La Californie, État américain réputé pour son innovation technologique, envisage de révolutionner ses transports interurbains avec un projet de réseau de bus filants. Selon Journal du Geek, l’État prévoit de tester une ligne de bus pouvant atteindre une vitesse de 240 km/h, une alternative potentielle au train à grande vitesse. Ce projet s’inscrit dans une volonté de moderniser les liaisons entre les deux principales métropoles de la côte Ouest, Los Angeles et San Francisco.
Ce qu'il faut retenir
- Vitesse cible : 240 km/h pour les bus filants sur la ligne Los Angeles-San Francisco.
- Objectif : offrir une alternative au train à grande vitesse dans un État où les projets ferroviaires peinent à aboutir.

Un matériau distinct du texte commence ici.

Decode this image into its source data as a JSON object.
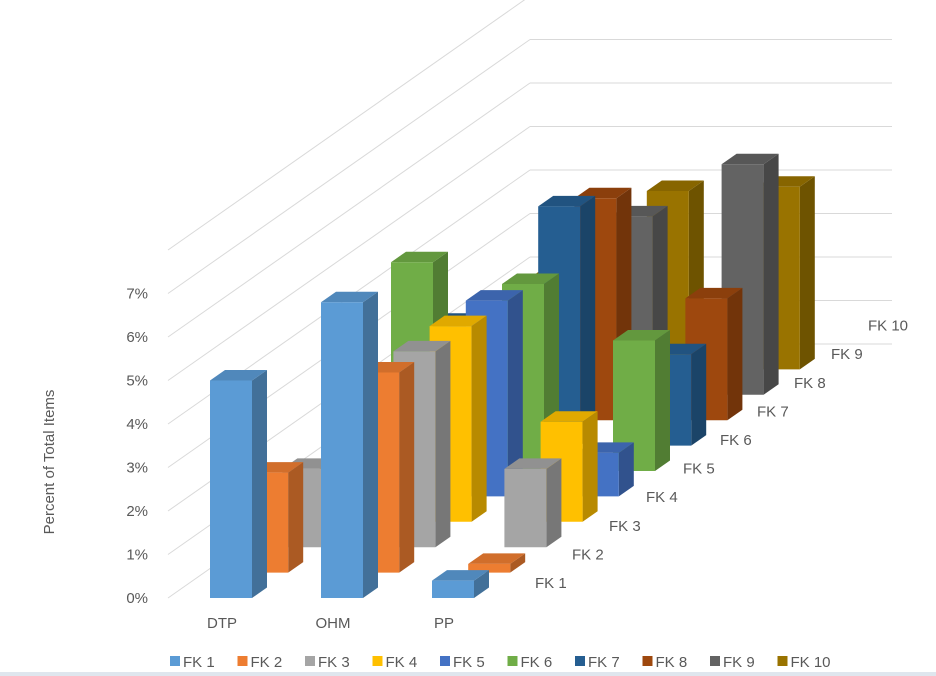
{
  "chart_data": {
    "type": "bar",
    "variant": "3d-column",
    "title": "",
    "xlabel": "",
    "ylabel": "Percent of Total Items",
    "ylim": [
      0,
      7
    ],
    "y_ticks": [
      "0%",
      "1%",
      "2%",
      "3%",
      "4%",
      "5%",
      "6%",
      "7%"
    ],
    "grid": true,
    "legend_position": "bottom",
    "categories": [
      "DTP",
      "OHM",
      "PP"
    ],
    "series": [
      {
        "name": "FK 1",
        "color": "#5b9bd5",
        "values": [
          5.0,
          6.8,
          0.4
        ]
      },
      {
        "name": "FK 2",
        "color": "#ed7d31",
        "values": [
          2.3,
          4.6,
          0.2
        ]
      },
      {
        "name": "FK 3",
        "color": "#a5a5a5",
        "values": [
          1.8,
          4.5,
          1.8
        ]
      },
      {
        "name": "FK 4",
        "color": "#ffc000",
        "values": [
          1.2,
          4.5,
          2.3
        ]
      },
      {
        "name": "FK 5",
        "color": "#4472c4",
        "values": [
          1.3,
          4.5,
          1.0
        ]
      },
      {
        "name": "FK 6",
        "color": "#70ad47",
        "values": [
          4.8,
          4.3,
          3.0
        ]
      },
      {
        "name": "FK 7",
        "color": "#255e91",
        "values": [
          2.8,
          5.5,
          2.1
        ]
      },
      {
        "name": "FK 8",
        "color": "#9e480e",
        "values": [
          1.8,
          5.1,
          2.8
        ]
      },
      {
        "name": "FK 9",
        "color": "#636363",
        "values": [
          1.3,
          4.1,
          5.3
        ]
      },
      {
        "name": "FK 10",
        "color": "#997300",
        "values": [
          2.2,
          4.1,
          4.2
        ]
      }
    ]
  }
}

- Contexte : rappel du précédent projet californien, le train à grande vitesse, lancé il y a 15 ans et toujours inachevé.
Un projet ambitieux face aux défis des transports californiens
La Californie mise sur ce réseau de bus à haute vitesse pour désengorger les axes routiers entre ses deux plus grandes villes, Los Angeles et San Francisco, distantes d’environ 600 kilomètres. Selon Journal du Geek, ce projet s’ajoute à une liste déjà longue de tentatives pour moderniser les transports dans l’État. Pourtant, le précédent effort majeur, le train à grande vitesse californien, lancé en 2011, reste toujours en construction après quinze ans de travaux. Les retards et les surcoûts ont régulièrement alimenté les critiques contre ce chantier.
Le gouverneur de Californie, Gavin Newsom, a réaffirmé en 2024 l’importance de développer des alternatives aux déplacements en voiture, notamment pour réduire les émissions de CO₂. « Nous devons penser différemment », avait-il déclaré lors d’un discours à Sacramento. « Le train à grande vitesse est une priorité, mais nous devons aussi explorer des solutions innovantes pour répondre aux besoins immédiats des Californiens. » Le projet de bus à haute vitesse s’inscrit dans cette logique d’urgence et de pragmatisme.
Une technologie inspirée des systèmes existants
Le concept de bus filants, ou bus rapid transit (BRT) à haute vitesse, n’est pas nouveau. Plusieurs pays, dont la Chine et l’Australie, ont déjà expérimenté des systèmes similaires, avec des vitesses commerciales dépassant les 160 km/h. En Californie, l’idée serait d’adapter cette technologie pour atteindre les 240 km/h, une vitesse proche de celle d’un train régional. « Les bus à haute vitesse pourraient offrir une solution flexible et moins coûteuse », a expliqué un porte-parole du département des Transports de Californie (Caltrans), cité par Journal du Geek.
Les autorités misent sur des infrastructures dédiées, comme des voies réservées et des systèmes de guidage automatisés, pour garantir la sécurité et la régularité du service. Les premiers tests pourraient commencer d’ici 2027, avec une mise en service commerciale envisagée pour 2030, si les financements sont au rendez-vous.
Un pari risqué face à l’échec du train à grande vitesse
Le projet suscite autant d’enthousiasme que de scepticisme. Les partisans du train à grande vitesse, comme l’association California High-Speed Rail Authority, rappellent que ce dernier reste le moyen le plus efficace pour désengorger les routes et réduire la pollution. « Un bus, même rapide, ne pourra jamais transporter autant de passagers qu’un train », a souligné un responsable de l’association. De plus, les coûts d’infrastructure pour un réseau de bus à 240 km/h pourraient s’avérer prohibitifs, surtout dans une région où le prix du foncier est élevé.
Les détracteurs du projet pointent également les risques liés à la sécurité. À une telle vitesse, un accident pourrait avoir des conséquences dramatiques, bien plus qu’avec un train classique. Enfin, la question de l’acceptation par les usagers reste entière : les Californiens, habitués aux longs trajets en voiture, seront-ils prêts à abandonner leur véhicule pour un bus, même rapide ?
Quoi qu’il en soit, ce projet illustre une nouvelle fois l’audace technologique de la Californie, mais aussi les défis auxquels elle doit faire face pour concilier innovation et pragmatisme.
Un bus à 240 km/h repose sur une technologie de bus guidé ou filant, avec des infrastructures dédiées (voies réservées, guidage automatisé), tandis qu’un train à grande vitesse nécessite des rails spécifiques et un système de signalisation ferroviaire. Le bus offre une flexibilité supérieure, mais une capacité de transport bien moindre.